Mark: Anything I didn't ask? 
                
Bill: I think there are things I do a little differently 
                  than other harmonica players. This may just reflect the poverty 
                  of how much I've heard because there are so many new players 
                  that sound good. But bending on a chromatic is something that 
                  generally people don't do and I've actually worked really hard 
                  at doing that. Half step, whole step, and I can actually bend 
                  a third on them. But also knowing what notes you're playing 
                  when you're bending them like a more modern diatonic player 
                  would. It gives you a lot timbral differences - like play an 
                  A here or play an A with the Bb bent down, depending on where 
                  the A is going. I think a lot of what's missing in the chromatic 
                  playing is the glissando and the portamento, a lot of the bending 
                  and articulation and phrasing. And getting a blues harp sound 
                  out of it. I also worked on playing a lot out of either side 
                  of my mouth to get weirder interval choices. Tongue blocking 
                  almost all of the time. 
                
Mark: That speeds up your interval jumps doesn't it? 
                
Bill: Right, one thing I wanted to get away from on 
                  the harmonica is that it is often played in a very stepwise 
                  motion. That can be great but a lot jazz isn't stepwise, especially 
                  sax and piano playing, it really isn't a consideration at all. 

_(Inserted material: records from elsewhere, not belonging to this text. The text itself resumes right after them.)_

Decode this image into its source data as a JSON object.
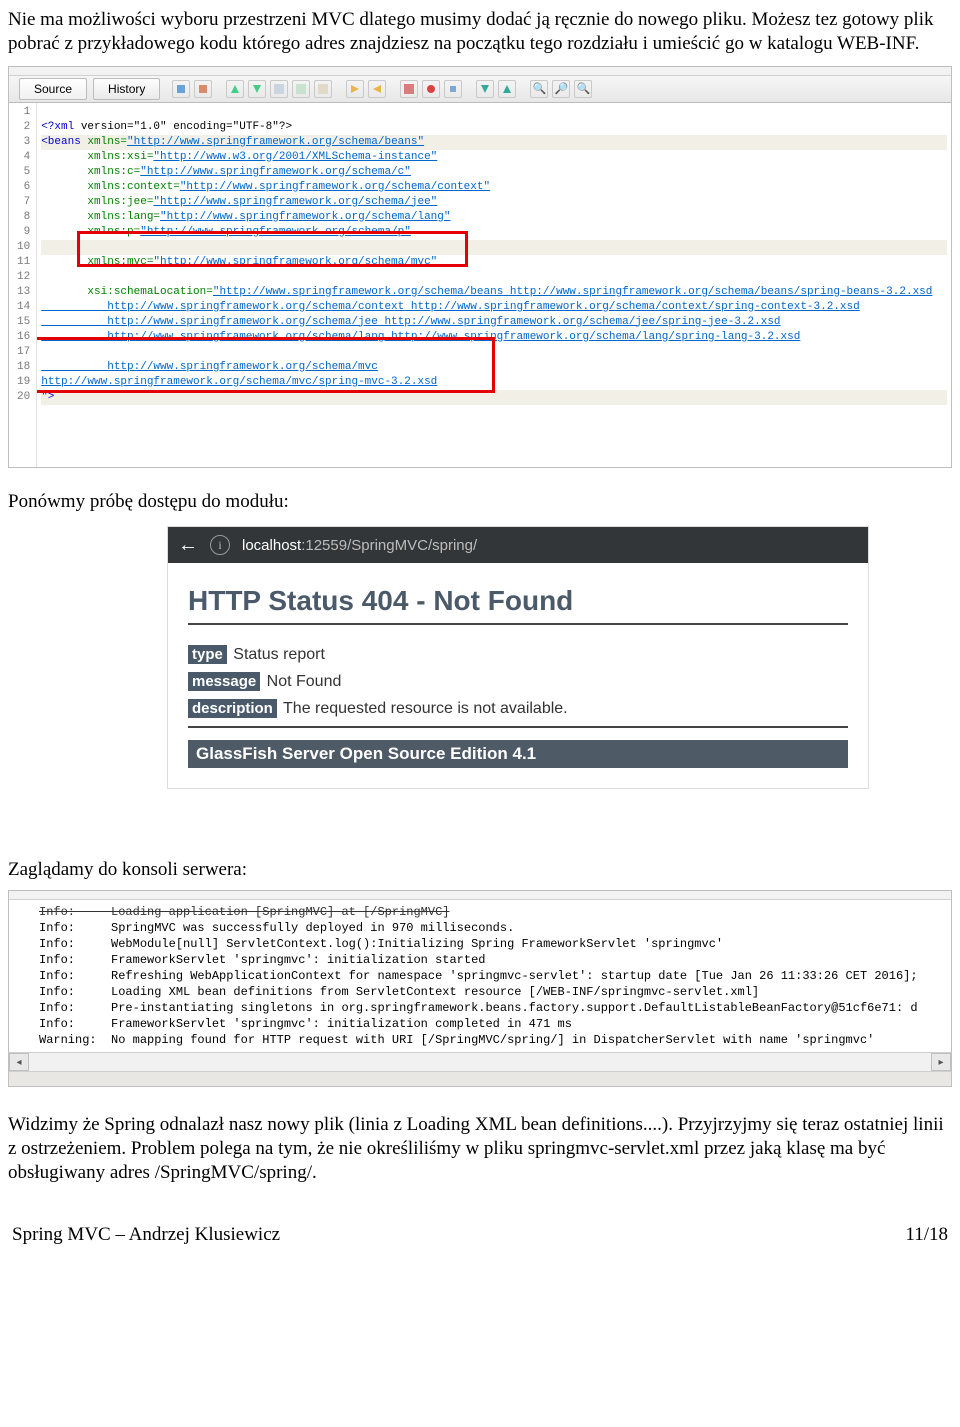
{
  "para1": "Nie ma możliwości wyboru przestrzeni MVC dlatego musimy dodać ją ręcznie do nowego pliku. Możesz tez gotowy plik pobrać z przykładowego kodu  którego adres znajdziesz na początku tego rozdziału i umieścić go w katalogu WEB-INF.",
  "ide": {
    "tab_source": "Source",
    "tab_history": "History",
    "gutter": [
      "1",
      "2",
      "3",
      "4",
      "5",
      "6",
      "7",
      "8",
      "9",
      "10",
      "11",
      "12",
      "13",
      "14",
      "15",
      "16",
      "17",
      "18",
      "19",
      "20"
    ],
    "line1_tag": "<?xml",
    "line1_rest": " version=\"1.0\" encoding=\"UTF-8\"?>",
    "line2_tag": "<beans",
    "line2_attr": " xmlns=",
    "line2_url": "\"http://www.springframework.org/schema/beans\"",
    "line3_attr": "       xmlns:xsi=",
    "line3_url": "\"http://www.w3.org/2001/XMLSchema-instance\"",
    "line4_attr": "       xmlns:c=",
    "line4_url": "\"http://www.springframework.org/schema/c\"",
    "line5_attr": "       xmlns:context=",
    "line5_url": "\"http://www.springframework.org/schema/context\"",
    "line6_attr": "       xmlns:jee=",
    "line6_url": "\"http://www.springframework.org/schema/jee\"",
    "line7_attr": "       xmlns:lang=",
    "line7_url": "\"http://www.springframework.org/schema/lang\"",
    "line8_attr": "       xmlns:p=",
    "line8_url": "\"http://www.springframework.org/schema/p\"",
    "line10_attr": "       xmlns:mvc=",
    "line10_url": "\"http://www.springframework.org/schema/mvc\"",
    "line12_attr": "       xsi:schemaLocation=",
    "line12_u1": "\"http://www.springframework.org/schema/beans",
    "line12_u2": " http://www.springframework.org/schema/beans/spring-beans-3.2.xsd",
    "line13_u1": "          http://www.springframework.org/schema/context",
    "line13_u2": " http://www.springframework.org/schema/context/spring-context-3.2.xsd",
    "line14_u1": "          http://www.springframework.org/schema/jee",
    "line14_u2": " http://www.springframework.org/schema/jee/spring-jee-3.2.xsd",
    "line15_u1": "          http://www.springframework.org/schema/lang",
    "line15_u2": " http://www.springframework.org/schema/lang/spring-lang-3.2.xsd",
    "line17_u1": "          http://www.springframework.org/schema/mvc",
    "line18_u1": "http://www.springframework.org/schema/mvc/spring-mvc-3.2.xsd",
    "line19_tag": "\">"
  },
  "para2": "Ponówmy próbę dostępu do modułu:",
  "browser": {
    "url_host": "localhost",
    "url_rest": ":12559/SpringMVC/spring/",
    "h404": "HTTP Status 404 - Not Found",
    "type_label": "type",
    "type_value": " Status report",
    "message_label": "message",
    "message_value": " Not Found",
    "description_label": "description",
    "description_value": " The requested resource is not available.",
    "glassfish": "GlassFish Server Open Source Edition 4.1"
  },
  "para3": "Zaglądamy do konsoli serwera:",
  "console_lines": [
    {
      "level": "Info:",
      "msg": "Loading application [SpringMVC] at [/SpringMVC]",
      "strike": true
    },
    {
      "level": "Info:",
      "msg": "SpringMVC was successfully deployed in 970 milliseconds."
    },
    {
      "level": "Info:",
      "msg": "WebModule[null] ServletContext.log():Initializing Spring FrameworkServlet 'springmvc'"
    },
    {
      "level": "Info:",
      "msg": "FrameworkServlet 'springmvc': initialization started"
    },
    {
      "level": "Info:",
      "msg": "Refreshing WebApplicationContext for namespace 'springmvc-servlet': startup date [Tue Jan 26 11:33:26 CET 2016];"
    },
    {
      "level": "Info:",
      "msg": "Loading XML bean definitions from ServletContext resource [/WEB-INF/springmvc-servlet.xml]"
    },
    {
      "level": "Info:",
      "msg": "Pre-instantiating singletons in org.springframework.beans.factory.support.DefaultListableBeanFactory@51cf6e71: d"
    },
    {
      "level": "Info:",
      "msg": "FrameworkServlet 'springmvc': initialization completed in 471 ms"
    },
    {
      "level": "Warning:",
      "msg": "No mapping found for HTTP request with URI [/SpringMVC/spring/] in DispatcherServlet with name 'springmvc'"
    }
  ],
  "para4": "Widzimy że Spring odnalazł nasz nowy plik (linia z Loading XML bean definitions....). Przyjrzyjmy się teraz ostatniej linii z ostrzeżeniem. Problem polega na tym, że nie określiliśmy w pliku springmvc-servlet.xml przez jaką klasę ma być obsługiwany adres /SpringMVC/spring/.",
  "footer_left": "Spring MVC – Andrzej Klusiewicz",
  "footer_right": "11/18"
}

                  Sometimes when I'm playing 5ths, they're an octave apart. So 
                  I'm playing the one hole and the seven hole or when I'm playing 
                  10ths - the one hole and the six hole. There's a lot of that 
                  on "Hate to See You Go" (Guilty CD). On the Beutet 
                  CD I do a lot vocalizing into the harmonica - usually just humming 
                  counter melodies or a fundamental pitch and using it as a pedal 
                  tone to play off of. I'm writing a suite of tunes right now 
                  that is like Klezmer music meets Chess records (laughs). 
                
Mark: You like those odd juxtapositions don't you (laughs). 
                
Bill: Oh yeah. I've been playing some Klezmer music 
                  in a band for the last couple of years and getting into Greek 
                  and Armenian clarinet music.